Though there has been a consistent falling trend of GBP against EUR there has been sufficient volatility in the FX cross rate to provide tactical opportunities to mitigate the falling trend to service French mortgage payments. Yow will find helpful information on how to manage your FX exposure on our pages French Foreign Exchange and French Foreign Exchange Planning.
Regulatory Alignment Risk.
Should the UK decide to be cease alignment with the EU financial services regulatory regime, it is possible that EU based banks would effectively blacklist mortgage lending to UK domiciled borrowers. This is presently the case between the EU and the USA under the US FATCA (Foreign Account Tax Compliance Act) legislation which has led to US domiciled borrowers being excluded from EU financial services products.
Financial Services Passporting.
It is presently acceptable to hold financial services products contracted with UK entities to cover you in France.
Because, in most scenarios, it is expected that financial services passporting within the EU will exclude the UK and UK dependencies (e.g. Jersey, Guernsey, IoM, Gibraltar etc.) you will need to check the forward validity of financial services products you use in France.

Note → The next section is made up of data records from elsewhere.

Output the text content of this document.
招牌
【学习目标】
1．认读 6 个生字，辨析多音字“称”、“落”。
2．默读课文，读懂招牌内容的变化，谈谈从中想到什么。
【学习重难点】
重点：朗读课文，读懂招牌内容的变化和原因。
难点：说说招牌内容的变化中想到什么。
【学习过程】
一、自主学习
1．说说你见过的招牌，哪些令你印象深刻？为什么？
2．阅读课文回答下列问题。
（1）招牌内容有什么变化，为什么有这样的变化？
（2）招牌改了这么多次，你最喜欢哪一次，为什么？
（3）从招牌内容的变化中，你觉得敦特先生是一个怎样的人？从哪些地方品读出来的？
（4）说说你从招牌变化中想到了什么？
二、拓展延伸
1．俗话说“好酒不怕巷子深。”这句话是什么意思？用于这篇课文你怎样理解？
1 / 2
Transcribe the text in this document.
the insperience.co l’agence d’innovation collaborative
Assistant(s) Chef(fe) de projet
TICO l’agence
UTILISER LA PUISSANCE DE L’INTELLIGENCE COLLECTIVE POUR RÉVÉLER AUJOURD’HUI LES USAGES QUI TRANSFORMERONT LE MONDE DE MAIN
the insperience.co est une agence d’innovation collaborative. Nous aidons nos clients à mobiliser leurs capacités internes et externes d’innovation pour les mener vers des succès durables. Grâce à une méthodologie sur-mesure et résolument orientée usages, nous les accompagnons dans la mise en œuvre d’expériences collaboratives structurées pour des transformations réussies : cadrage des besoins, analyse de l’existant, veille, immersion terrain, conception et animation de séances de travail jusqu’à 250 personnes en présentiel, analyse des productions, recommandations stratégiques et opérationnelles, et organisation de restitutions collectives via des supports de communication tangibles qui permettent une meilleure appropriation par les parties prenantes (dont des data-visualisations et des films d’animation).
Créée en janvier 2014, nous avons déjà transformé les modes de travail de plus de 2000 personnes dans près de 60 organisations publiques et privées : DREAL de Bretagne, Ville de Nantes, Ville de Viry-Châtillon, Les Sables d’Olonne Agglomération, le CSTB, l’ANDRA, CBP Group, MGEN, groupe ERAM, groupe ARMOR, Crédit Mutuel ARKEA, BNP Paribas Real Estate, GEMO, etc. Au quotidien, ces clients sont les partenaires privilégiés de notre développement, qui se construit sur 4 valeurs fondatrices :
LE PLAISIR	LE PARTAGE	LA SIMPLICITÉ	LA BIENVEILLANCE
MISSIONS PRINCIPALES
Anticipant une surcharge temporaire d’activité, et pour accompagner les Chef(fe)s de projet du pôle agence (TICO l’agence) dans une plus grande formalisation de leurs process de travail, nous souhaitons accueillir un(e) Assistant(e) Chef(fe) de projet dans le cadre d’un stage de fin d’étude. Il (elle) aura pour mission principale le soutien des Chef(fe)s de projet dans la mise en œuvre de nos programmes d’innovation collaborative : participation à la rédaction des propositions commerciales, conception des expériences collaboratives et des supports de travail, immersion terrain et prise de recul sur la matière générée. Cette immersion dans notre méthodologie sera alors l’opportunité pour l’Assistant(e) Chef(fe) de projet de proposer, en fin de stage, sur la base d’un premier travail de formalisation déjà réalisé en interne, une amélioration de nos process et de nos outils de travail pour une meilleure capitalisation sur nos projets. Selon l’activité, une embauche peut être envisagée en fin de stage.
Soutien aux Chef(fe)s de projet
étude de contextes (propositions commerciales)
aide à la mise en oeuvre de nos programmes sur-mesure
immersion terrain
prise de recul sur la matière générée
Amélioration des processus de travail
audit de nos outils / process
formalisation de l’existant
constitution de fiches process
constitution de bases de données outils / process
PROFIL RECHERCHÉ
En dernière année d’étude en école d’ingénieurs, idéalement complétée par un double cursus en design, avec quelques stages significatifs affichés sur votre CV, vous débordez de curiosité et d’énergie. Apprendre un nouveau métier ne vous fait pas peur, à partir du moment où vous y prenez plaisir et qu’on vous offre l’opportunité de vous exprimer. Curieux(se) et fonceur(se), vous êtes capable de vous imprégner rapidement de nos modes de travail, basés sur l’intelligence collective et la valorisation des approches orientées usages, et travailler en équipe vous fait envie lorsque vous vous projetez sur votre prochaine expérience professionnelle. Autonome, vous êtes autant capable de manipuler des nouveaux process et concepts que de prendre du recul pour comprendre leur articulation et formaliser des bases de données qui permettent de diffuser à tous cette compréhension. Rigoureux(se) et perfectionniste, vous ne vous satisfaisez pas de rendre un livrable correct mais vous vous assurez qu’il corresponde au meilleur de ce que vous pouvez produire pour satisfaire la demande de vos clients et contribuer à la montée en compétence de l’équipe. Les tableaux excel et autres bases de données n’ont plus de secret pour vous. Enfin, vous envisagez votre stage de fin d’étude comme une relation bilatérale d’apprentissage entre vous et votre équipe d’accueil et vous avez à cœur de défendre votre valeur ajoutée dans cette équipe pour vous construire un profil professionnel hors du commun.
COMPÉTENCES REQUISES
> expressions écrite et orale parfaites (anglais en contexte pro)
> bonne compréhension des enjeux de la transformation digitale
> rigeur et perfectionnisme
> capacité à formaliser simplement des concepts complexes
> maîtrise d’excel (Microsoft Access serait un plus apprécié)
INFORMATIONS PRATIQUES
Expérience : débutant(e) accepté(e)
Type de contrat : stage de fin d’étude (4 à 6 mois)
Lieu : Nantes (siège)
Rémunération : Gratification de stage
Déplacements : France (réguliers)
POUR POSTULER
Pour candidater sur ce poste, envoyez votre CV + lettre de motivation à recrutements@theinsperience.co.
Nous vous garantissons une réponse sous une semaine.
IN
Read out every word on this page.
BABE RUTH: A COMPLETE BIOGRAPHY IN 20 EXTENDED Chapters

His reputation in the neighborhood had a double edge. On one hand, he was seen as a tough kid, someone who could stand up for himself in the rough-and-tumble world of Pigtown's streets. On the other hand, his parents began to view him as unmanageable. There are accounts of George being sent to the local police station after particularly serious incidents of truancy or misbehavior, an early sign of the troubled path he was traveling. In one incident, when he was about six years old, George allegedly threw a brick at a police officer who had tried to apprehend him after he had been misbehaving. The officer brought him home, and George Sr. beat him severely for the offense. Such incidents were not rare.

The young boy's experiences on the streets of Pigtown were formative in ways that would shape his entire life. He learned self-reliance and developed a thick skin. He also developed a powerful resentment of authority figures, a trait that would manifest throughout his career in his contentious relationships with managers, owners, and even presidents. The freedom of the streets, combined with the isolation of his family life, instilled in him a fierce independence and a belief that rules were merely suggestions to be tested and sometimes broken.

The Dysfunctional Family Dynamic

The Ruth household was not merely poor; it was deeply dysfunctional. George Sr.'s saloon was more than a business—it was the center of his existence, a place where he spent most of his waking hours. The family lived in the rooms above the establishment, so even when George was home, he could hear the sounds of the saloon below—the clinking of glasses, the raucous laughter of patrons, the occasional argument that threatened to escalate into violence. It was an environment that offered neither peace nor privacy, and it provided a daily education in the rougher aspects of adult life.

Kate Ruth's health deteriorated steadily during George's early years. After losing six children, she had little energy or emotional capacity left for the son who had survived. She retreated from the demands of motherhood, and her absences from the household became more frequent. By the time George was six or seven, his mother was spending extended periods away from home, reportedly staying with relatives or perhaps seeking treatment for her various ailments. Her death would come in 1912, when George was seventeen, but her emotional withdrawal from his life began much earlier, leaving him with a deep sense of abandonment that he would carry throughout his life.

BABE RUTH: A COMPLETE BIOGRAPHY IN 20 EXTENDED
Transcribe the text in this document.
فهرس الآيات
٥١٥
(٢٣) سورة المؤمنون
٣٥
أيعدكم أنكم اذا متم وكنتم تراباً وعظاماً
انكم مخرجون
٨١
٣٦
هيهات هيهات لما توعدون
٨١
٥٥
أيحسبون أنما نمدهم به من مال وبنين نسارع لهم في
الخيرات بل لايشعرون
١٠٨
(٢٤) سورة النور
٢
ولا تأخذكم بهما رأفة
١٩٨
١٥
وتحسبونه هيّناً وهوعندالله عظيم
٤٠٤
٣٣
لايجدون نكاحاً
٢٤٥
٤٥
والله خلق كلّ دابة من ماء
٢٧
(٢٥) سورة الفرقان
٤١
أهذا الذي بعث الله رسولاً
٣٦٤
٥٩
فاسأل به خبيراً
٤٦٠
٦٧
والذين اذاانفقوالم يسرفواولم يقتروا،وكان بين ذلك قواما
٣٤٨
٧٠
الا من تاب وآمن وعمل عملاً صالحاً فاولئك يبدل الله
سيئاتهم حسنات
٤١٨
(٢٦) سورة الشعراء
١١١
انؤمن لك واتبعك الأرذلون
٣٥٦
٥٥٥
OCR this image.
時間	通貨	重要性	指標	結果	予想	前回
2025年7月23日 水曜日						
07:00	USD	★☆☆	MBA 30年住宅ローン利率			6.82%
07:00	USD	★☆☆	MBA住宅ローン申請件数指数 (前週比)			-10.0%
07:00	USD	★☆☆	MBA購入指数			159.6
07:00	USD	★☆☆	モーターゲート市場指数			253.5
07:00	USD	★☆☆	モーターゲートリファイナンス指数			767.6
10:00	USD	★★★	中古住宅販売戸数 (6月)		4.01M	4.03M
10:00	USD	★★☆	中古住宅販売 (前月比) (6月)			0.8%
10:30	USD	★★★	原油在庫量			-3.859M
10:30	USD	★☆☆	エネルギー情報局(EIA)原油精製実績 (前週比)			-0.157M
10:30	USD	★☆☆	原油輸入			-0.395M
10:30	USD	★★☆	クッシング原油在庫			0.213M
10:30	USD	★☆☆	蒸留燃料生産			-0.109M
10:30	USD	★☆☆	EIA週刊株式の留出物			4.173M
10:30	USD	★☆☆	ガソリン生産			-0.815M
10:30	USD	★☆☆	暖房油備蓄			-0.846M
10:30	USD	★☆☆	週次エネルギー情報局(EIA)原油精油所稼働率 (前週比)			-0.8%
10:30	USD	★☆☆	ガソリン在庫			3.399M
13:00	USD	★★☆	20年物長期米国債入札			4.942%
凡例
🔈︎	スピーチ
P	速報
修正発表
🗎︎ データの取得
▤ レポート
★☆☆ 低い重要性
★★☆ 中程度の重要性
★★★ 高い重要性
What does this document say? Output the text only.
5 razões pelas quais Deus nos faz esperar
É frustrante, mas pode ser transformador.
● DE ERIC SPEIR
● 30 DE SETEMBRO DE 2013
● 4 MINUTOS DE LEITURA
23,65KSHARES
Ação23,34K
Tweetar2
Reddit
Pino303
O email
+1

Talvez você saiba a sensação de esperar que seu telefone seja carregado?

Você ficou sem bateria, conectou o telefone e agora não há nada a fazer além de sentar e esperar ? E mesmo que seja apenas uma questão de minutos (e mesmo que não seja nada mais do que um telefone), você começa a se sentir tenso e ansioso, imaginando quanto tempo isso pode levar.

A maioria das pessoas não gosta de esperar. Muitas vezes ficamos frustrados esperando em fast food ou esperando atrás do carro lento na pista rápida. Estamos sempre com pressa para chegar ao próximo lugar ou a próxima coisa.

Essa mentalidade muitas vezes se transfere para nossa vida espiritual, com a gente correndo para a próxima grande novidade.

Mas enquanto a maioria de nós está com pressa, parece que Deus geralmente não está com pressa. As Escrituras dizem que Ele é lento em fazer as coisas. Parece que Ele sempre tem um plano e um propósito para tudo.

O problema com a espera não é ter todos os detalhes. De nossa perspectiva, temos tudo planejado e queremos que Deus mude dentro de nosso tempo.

Specific areas of concern are:
1) Banking Services.
2) Insurance Services.
3) Health Cover.
4) QROPS and other Pension Provisions.
Overall Assessment Brexit Consequences for French Mortgages
Our overall assessment is that for most classes of French mortgage borrower the position will not change substantially, beyond the possibility that rates charged may be slightly higher and the LTV (Loan To Value) ratio might be slightly lower. Sufficiently qualified UK residents experienced little difficulty in obtaining French mortgages before the EU and we expect the post EU position to return to a very similar position.
However, there are some caveats:
- The position is still very uncertain so caution is advised and progress monitored as it evolves – we will regularly update this page as changes become apparent.
- Borrowers who intend to emigrate to France will need greater personal financial resources than during the period in which the UK was an EU member state.
- Anyone intending to work or operate a business in France will find the transition more difficult to surmount, particularly in the case of low skilled occupations for which there is already an oversupply of French citizens.
- It will become administratively more difficult, if not impossible, to live in France for extended periods whilst retaining UK tax domicile and using UK financial services products.